Il y a bien sûr le concept des souhaits mal formulés qui dégénèrent, et une petite subtilité gênante : tant que la flamme de l’allumette est allumée, toute pensée fugace peut provoquer un souhait foireux. Je pense par exemple au 4ème tome lorsqu’un personnage commence à souhaiter qu’une fille l’aime et qu’il se fait bousculer et perd toutes ses allumettes. Sur le coup de la colère, son souhait se transforme en « que ce type qui vient de me bousculer crève ! » Oups !
Comme on a tous eu des pensées meurtrières qui restent du domaine du fantasme, il faut bien se méfier de ce pouvoir de les réaliser.
Les histoires parlent donc beaucoup de l’importance de se rendre compte de ce qu’on a déjà, de la fonction motivante des fantasmes pour avancer dans la vie (et qui perdent donc toute valeur s’ils nous tombent tout cuit dans le bec), etc. On pourrait craindre d’avoir vite fait le tour du concept, mais il y a aussi des histoires qui ne parlent pas de souhaits ratés ou de personnages qui les regrettent. Je pense notamment à l’histoire d’une étudiante en art qui n’utilise les allumettes que pour connaître les pensées des gens qui l’entourent, pour savoir ce qu’ils pensent d’elle et de son talent. Elle ne s’en sert pas pour devenir meilleure, ça ne l’intéresse pas. Elle ne veut pas tricher. Et la chute de l’histoire n’a rien à voir avec un souhait raté ou avec le fait qu’elle en ait abusé. C’est juste une étude de personnage, de ses obsessions, et une leçon d’humilité.
Je veux réussir sans travailler : commentaire à charge contre les feignants, ou contre le monde du travail oppressant au Japon ? (Ou les deux ?)
Il y a aussi l’histoire de la fille timide qui n’ose jamais contredire quelqu’un, qui refoule sa frustration et qui va utiliser les allumettes pour faire parler les autres à sa place et dire ses 4 vérités à tout le monde au risque d’aller bien trop loin. Il y a également des histoires d’amour avec notamment un vieil homme qui utilise les allumettes pour revivre son premier rendez-vous avec la femme de sa vie qui est mourante, et qui s’enferme dans ce fantasme pour ne pas voir la réalité en face.
L’auteur a plein d’idées de situations comme ça qui permettent finalement une étude de la nature humaine et des défauts de la société. Certaines histoires sont drôles, d’autres tristes, d’autres plus glauques. Elles ne sont pas toutes du même niveau, mais contribuent à enrichir le concept du manga.

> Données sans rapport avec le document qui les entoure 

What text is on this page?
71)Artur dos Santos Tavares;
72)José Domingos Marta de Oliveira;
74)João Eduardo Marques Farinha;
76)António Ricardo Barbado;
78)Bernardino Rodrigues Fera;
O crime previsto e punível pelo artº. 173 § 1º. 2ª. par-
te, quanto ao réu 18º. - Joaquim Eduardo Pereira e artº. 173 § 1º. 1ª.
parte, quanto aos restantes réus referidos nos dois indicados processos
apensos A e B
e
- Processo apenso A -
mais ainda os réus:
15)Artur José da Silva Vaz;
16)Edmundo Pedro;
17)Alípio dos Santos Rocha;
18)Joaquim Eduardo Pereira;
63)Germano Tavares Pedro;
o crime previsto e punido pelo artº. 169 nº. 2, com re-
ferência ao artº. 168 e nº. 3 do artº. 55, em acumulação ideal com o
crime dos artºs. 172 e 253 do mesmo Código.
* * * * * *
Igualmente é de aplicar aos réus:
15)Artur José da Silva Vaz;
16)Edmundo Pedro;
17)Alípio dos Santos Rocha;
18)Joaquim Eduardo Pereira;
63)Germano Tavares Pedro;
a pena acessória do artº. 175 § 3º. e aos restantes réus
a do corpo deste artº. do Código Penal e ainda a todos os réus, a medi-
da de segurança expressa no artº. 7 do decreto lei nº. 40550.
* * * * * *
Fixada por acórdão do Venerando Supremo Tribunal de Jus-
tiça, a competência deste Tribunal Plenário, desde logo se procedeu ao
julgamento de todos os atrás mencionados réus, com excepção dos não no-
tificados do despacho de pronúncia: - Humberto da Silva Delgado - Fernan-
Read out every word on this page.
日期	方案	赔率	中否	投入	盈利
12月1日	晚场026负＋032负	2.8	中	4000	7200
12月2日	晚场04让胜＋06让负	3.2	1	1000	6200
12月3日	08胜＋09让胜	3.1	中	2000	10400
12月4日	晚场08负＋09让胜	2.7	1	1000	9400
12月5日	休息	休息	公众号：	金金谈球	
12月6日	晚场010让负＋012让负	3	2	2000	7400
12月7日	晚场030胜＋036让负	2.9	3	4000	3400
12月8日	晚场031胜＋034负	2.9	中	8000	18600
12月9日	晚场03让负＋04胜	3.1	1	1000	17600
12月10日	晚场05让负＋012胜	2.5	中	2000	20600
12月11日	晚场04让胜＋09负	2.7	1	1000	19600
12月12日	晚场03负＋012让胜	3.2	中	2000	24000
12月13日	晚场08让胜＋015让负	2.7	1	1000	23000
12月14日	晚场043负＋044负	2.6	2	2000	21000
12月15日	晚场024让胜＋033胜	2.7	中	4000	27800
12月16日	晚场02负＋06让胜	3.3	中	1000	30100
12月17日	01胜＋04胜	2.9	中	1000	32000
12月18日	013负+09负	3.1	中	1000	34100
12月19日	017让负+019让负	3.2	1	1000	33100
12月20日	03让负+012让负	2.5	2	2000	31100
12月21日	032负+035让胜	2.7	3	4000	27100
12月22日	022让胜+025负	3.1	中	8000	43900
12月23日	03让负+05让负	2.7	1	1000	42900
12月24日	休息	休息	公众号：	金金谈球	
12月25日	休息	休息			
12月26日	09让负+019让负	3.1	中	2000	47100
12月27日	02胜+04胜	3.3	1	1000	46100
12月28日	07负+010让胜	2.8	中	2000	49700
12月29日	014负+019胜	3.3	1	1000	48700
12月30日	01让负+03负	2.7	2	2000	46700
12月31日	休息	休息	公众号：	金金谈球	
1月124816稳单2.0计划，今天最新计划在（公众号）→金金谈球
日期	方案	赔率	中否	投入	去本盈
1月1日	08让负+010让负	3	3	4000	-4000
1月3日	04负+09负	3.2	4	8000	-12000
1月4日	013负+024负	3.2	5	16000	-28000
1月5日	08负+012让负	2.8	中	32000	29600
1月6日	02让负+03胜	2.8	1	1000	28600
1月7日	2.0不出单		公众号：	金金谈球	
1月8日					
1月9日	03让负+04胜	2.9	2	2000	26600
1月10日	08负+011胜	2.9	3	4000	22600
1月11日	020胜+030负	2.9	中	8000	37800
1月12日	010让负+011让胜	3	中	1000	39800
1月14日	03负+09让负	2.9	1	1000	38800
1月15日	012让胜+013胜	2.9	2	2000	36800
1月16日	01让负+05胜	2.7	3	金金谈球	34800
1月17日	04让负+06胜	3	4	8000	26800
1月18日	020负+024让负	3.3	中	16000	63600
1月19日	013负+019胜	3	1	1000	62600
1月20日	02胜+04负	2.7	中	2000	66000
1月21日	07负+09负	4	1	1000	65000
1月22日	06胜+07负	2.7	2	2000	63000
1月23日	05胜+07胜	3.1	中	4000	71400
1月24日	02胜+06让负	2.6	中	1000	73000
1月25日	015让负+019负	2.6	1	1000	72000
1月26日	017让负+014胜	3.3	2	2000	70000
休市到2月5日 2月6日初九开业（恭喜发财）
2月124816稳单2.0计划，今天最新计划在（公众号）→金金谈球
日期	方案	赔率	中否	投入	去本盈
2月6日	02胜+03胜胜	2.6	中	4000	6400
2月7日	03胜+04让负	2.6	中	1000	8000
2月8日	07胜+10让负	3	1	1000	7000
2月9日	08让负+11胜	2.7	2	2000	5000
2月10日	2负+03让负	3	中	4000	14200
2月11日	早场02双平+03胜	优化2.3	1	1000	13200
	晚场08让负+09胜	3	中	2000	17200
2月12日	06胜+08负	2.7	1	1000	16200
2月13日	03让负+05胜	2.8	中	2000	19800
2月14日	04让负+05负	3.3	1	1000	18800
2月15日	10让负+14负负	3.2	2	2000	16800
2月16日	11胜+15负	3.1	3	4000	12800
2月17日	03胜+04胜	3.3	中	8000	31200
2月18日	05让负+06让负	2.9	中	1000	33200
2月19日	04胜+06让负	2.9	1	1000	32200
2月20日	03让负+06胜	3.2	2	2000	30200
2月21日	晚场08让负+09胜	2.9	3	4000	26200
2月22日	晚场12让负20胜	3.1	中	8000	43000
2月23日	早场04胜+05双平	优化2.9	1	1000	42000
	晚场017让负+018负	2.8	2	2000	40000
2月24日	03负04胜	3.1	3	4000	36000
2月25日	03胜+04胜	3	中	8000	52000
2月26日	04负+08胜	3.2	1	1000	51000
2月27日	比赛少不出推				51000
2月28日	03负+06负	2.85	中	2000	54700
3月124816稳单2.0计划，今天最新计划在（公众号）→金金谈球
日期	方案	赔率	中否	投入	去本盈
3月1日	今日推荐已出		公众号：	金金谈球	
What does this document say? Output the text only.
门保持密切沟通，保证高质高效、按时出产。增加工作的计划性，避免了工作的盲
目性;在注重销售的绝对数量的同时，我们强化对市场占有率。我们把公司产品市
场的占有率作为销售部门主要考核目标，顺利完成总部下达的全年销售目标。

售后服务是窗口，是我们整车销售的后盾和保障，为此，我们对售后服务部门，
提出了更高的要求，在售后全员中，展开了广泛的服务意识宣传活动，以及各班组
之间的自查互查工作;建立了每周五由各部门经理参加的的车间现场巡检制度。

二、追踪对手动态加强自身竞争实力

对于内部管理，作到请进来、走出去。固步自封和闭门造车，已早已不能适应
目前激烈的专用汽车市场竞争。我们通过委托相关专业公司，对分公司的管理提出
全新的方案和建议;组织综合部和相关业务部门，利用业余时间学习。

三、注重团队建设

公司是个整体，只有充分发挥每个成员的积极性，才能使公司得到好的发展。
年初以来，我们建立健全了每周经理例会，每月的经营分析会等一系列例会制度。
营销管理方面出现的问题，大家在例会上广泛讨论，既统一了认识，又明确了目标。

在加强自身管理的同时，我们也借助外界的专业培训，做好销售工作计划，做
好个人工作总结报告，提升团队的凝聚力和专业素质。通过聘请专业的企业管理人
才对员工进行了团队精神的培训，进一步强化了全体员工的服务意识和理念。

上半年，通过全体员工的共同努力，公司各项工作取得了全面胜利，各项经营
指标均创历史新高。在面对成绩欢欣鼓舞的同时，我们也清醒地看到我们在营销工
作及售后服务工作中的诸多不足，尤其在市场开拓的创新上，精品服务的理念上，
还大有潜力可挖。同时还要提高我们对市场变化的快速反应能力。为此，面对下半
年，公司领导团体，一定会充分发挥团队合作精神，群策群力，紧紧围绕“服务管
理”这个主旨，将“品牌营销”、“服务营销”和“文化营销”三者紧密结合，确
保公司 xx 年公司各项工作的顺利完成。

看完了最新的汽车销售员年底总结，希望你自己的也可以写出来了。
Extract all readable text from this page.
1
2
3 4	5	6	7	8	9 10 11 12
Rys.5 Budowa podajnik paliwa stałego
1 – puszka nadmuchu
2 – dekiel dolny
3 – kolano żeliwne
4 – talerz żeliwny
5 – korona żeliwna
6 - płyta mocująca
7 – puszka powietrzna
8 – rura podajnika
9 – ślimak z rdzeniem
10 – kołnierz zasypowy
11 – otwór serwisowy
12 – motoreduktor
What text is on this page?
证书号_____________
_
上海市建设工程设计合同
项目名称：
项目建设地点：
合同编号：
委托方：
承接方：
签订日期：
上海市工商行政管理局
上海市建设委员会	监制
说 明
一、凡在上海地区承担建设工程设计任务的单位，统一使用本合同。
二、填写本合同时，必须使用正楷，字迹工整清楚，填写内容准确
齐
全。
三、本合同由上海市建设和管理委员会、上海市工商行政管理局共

Rin est un personnage assez savoureux également. Elle peut sembler cruelle mais elle a aussi de bons côtés, et on devine que sa froideur vient surtout de sa condition de déesse qui évolue sur un plan tout autre que celui des humains. Elle les voit probablement comme des insectes. Et sans s’amuser à les écraser, elle n’en est pas non plus chamboulée si l’un d’eux meurt. Elle donne cela dit toujours une sorte de conseil à la personne à qui elle vend ses allumettes, mais d’une manière énigmatique. Peu comprennent qu’au final elle les met en garde ou leur donne un indice sur leurs erreurs. On ignore quel est son but, à part de tester les humains, mais l’intérêt du manga ne réside pas là.
J’ai atteint mon rêve…et maintenant quoi ?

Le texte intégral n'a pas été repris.